Why being a Zionist has led me to support Israel’s asylum seekers
People have told me that supporting the African asylum seekers and being a Zionist are mutually exclusive. They say that by supporting them, we threaten the demographic nature of our Jewish state. How can I, on one hand, support a Jewish state in Israel while defending a proposed threat to it? This after all, is what the media and our government have led us to believe. The media paints the African asylum seekers as migrant infiltrators, spilling into Israel for better economic opportunities. Netanyahu has repeatedly called them illegal work infiltrators. We are told that Israelis are living in terror from these criminals, and that we cannot integrate such a critical mass of people into our society.

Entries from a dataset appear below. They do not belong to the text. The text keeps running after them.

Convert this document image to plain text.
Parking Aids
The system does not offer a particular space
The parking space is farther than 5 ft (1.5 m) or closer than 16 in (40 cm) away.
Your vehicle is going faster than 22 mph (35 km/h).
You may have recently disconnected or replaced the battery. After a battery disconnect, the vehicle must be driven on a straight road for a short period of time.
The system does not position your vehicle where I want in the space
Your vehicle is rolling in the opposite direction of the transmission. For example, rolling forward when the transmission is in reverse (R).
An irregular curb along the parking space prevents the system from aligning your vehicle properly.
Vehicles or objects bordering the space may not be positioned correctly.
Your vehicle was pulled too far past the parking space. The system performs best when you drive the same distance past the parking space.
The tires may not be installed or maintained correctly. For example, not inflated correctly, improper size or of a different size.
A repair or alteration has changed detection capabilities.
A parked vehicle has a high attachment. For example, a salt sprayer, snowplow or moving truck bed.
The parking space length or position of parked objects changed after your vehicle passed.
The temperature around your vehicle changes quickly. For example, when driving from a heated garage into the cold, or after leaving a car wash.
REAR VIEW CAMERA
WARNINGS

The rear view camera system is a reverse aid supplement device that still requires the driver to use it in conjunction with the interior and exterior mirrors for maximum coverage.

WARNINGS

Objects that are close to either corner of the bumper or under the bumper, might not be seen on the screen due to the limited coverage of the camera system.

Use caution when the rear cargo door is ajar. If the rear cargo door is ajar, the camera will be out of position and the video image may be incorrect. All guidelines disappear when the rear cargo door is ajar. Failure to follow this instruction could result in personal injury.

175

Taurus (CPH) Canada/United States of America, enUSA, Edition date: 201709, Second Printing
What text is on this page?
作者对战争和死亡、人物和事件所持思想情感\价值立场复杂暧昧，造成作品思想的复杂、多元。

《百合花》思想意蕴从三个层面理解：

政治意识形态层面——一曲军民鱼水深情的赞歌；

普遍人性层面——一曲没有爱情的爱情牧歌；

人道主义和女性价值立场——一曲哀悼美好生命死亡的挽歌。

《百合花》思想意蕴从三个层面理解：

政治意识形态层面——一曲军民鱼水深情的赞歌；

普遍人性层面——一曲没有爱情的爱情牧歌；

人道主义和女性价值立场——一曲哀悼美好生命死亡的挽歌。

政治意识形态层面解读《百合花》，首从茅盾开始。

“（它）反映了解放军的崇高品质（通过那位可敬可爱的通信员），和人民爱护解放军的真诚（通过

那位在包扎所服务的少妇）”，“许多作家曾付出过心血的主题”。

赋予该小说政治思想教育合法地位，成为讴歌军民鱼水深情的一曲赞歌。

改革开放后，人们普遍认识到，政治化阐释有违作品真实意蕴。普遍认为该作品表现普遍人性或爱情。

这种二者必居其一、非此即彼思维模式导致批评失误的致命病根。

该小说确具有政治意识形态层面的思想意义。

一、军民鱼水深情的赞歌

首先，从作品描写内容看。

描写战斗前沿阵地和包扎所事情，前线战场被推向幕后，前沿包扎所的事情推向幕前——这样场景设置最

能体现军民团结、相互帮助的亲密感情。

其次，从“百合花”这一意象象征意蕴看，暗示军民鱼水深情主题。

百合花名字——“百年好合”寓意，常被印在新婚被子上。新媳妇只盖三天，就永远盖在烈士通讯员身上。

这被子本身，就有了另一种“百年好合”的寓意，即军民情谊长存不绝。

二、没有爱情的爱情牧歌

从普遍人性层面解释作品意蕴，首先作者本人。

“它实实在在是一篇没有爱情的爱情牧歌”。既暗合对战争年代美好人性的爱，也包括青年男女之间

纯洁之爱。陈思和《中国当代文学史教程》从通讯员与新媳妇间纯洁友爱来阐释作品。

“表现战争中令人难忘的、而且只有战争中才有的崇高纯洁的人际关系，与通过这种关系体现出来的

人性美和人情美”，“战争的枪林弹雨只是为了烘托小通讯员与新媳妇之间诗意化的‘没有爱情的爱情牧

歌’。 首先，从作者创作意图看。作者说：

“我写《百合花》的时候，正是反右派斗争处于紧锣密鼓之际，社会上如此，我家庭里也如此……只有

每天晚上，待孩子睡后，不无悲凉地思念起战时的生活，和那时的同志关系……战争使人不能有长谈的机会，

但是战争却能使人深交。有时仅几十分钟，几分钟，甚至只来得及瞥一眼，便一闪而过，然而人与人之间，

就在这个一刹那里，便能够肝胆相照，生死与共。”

I’m a Zionist. I believe that Israel needs to be a state for the Jewish people. I’ve believed this for as long as I can remember. I grew up in a Zionist home, waving the banner of a Jewish state, defending Israel as it’s been demonized in the media, in University campuses and anti Israel rallies. Moving to Israel 3 and a half years ago, my Aliyah cemented my Zionist convictions: I wanted to be part of this state, I wanted to be Israeli.
But this country is more than that. It’s more than a nation of Jewish people. We embody the values that our Zionist founders wanted to imbue to the state: a Jewish democracy founded on equality, freedom and human rights. This is why, when I see the asylum seekers, I see an opportunity. An opportunity for a nation of immigrants and refugees, who have lived the brutal consequences of racism and fascism, to open our hands and our hearts. This is why I stand by a Zionism and an Israel that not only stands up for those Israeli and Jewish values, but fosters them. Inspires it’s citizens to engage in it’s values and principles. We are a nation that has continually flourished in a hostile environment, providing the middle east with an example of a beautiful modern democratic civilization in our ancient homeland. Let’s live up to our name.
In 1951 Israel was one of the first signatories on the UN refugee convention. By signing and ratifying it, we stood by those very values we built our state on.
Today, thousands of Africans are fleeing persecution in their countries and finding physical safety in Israel. However, Israel is not assessing their claims, in opposition to the Refugee Convention. By not accessing their cases, we do not even know the number of genuine refugees in our country. This has allowed our government to label them as infiltrators without any data or facts. Yet, Eritreans and Sudanese have high refugee status recognition rates globally: 80% of Eritreans and 35% of Sudanese are granted refugee status in other countries. Israel won’t even accept their claims.
Our government’s solution has been to build an “open detention center” run by the police under the anti-infiltration law. This jail bans the asylum seekers from working, subjects them to roll call three times a day and only allows them to leave for 48 hours before being liable to arrest. Here they can be detailed indefinitely without judicial review. Additionally, the government has stated that it will stop renewing the group protection visas it has so far been providing. Without this visa, they are liable for arrest.
The government claims that it approved this law to “preserve the state’s Jewish and democratic nature”. However, aside from the human rights it tramples on, the numbers speak differently. Each year Israel approves approximately 70,000 foreign worker visas for jobs Israelis won’t do. There are approximately 53,000 asylum seekers in Israel right now. If the government cuts back on foreign workers visas, it can provide jobs for those asylum seekers without overwhelming or threatening our Jewish nature. After all, 53,000 asylum seekers only compromises 0.6% of our total population.
It’s written in our Declaration of Independence that our state will be “based on freedom, justice and peace.” It’s by these values that I became a true Zionist, and it’s by these values that I stand up for human beings who need them guaranteed the most. I won’t be lied to by my government. Only by accepting the asylum seeker’s cases can we determine who is a refugee. With this in mind, I’m asking our government to be faithful to the convention we signed: let’s start accepting their cases and begin the process to determine who is a refugee. Once we know who needs our help, we can begin the noble process of opening our hands and hearts by providing help, shelter and dignity to those who need it.
It’s time we take this opportunity to show the world how we can enact those great values of democracy, freedom and equality that I believe define our state. It’s time we stopped being apathetic and begin to stand up for freedom and equality: not only for them, by also for ourselves.